A smart opposition chooses to pick its battles – on what issues can it make the government look bad on, where can it secure concessions, resignations or show up wrongdoing, how can it put itself at the forefront of existing movements, and which of these appeal to voters who might put a cross in Labour’s box next time round?

Governments by their nature have to do a lot of things which will be unpopular among at least some of the constituents they serve. A savvy opposition exploits that tactically, without losing sight of what they want their overall image to be.

Starmer is showing himself to be opportunistic in the good way: he secured positive coverage on the front page of the Telegraph by tying the issue of social care to VE-Day. He has changed his approach on coronavirus as the facts (and public opinion) have shifted – from pressuring for a plan on lockdown, to asking about handling of the crisis itself.

He seems equipped for the role of reducing a government’s power to do whatever it wants by creating political cost for it.

The next step is the one he hasn’t yet had chance to demonstrate. Opposition’s real power in all of these things comes from its ability to be seen as a threat. Even if an election is years away, governments don’t want to lose councils, MSPs, mayoralties or more. MPs start eyeing up their re-election prospects. Ministers don’t want to lose their offices.

The unspoken question for any voter seeing a leader of the opposition challenging a prime minister is ‘do I think he’d be better than the other guy?’. That comes down to how they come across personally, how well they hold government to account, and what people think they stand for.

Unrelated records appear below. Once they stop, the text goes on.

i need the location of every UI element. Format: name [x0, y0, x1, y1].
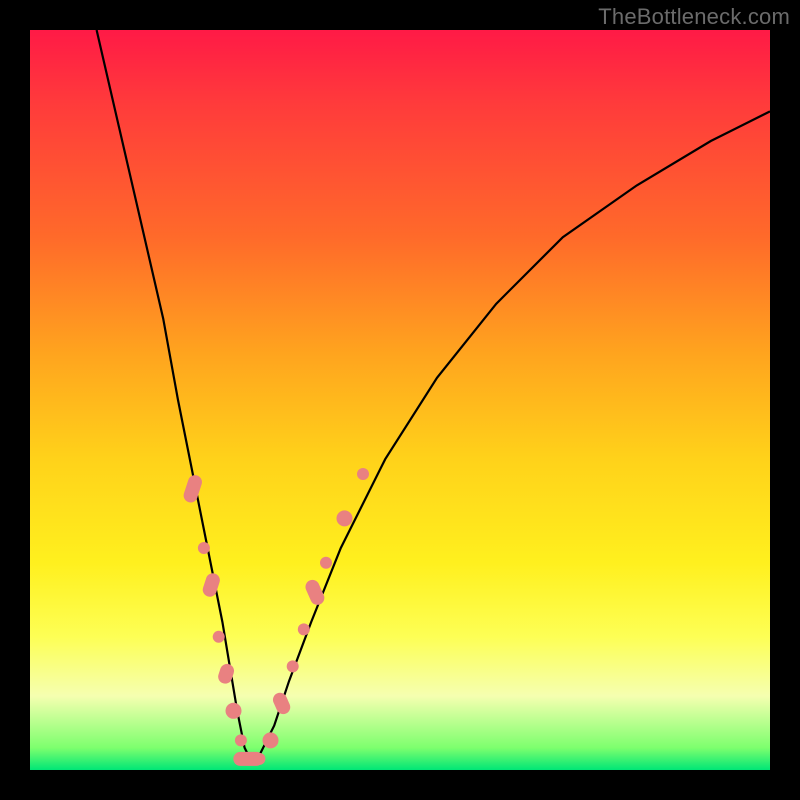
data-marker: [201, 571, 222, 598]
data-marker: [182, 473, 204, 504]
data-marker: [357, 468, 369, 480]
data-marker: [263, 732, 279, 748]
chart-frame: TheBottleneck.com: [0, 0, 800, 800]
watermark-text: TheBottleneck.com: [598, 4, 790, 30]
data-marker: [298, 623, 310, 635]
plot-area: [30, 30, 770, 770]
data-marker: [213, 631, 225, 643]
data-marker: [235, 734, 247, 746]
data-marker: [253, 753, 265, 765]
data-marker: [226, 703, 242, 719]
bottleneck-curve: [97, 30, 770, 763]
data-marker: [198, 542, 210, 554]
curve-svg: [30, 30, 770, 770]
data-marker: [271, 691, 293, 717]
data-marker: [287, 660, 299, 672]
data-marker: [320, 557, 332, 569]
data-marker: [337, 510, 353, 526]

The public bought into Tony Blair’s New Labour wholesale, for three terms of comfortable majorities. Cameron’s ‘hug a hoodie’ image – of a Conservative without the hard edges – cut through enough to get him to Number 10. Ed Miliband’s ‘predistribution’ didn’t cut through, and Corbyn’s perceived ‘nationalise, tax, and spend’ agenda fell flat at the ballot box too.

A manifesto that doesn’t get you elected is nothing more than chip paper, after all.

Boris Johnson got elected offering voters Brexit and Conservatism without the austerity. What does Starmer plan to offer instead?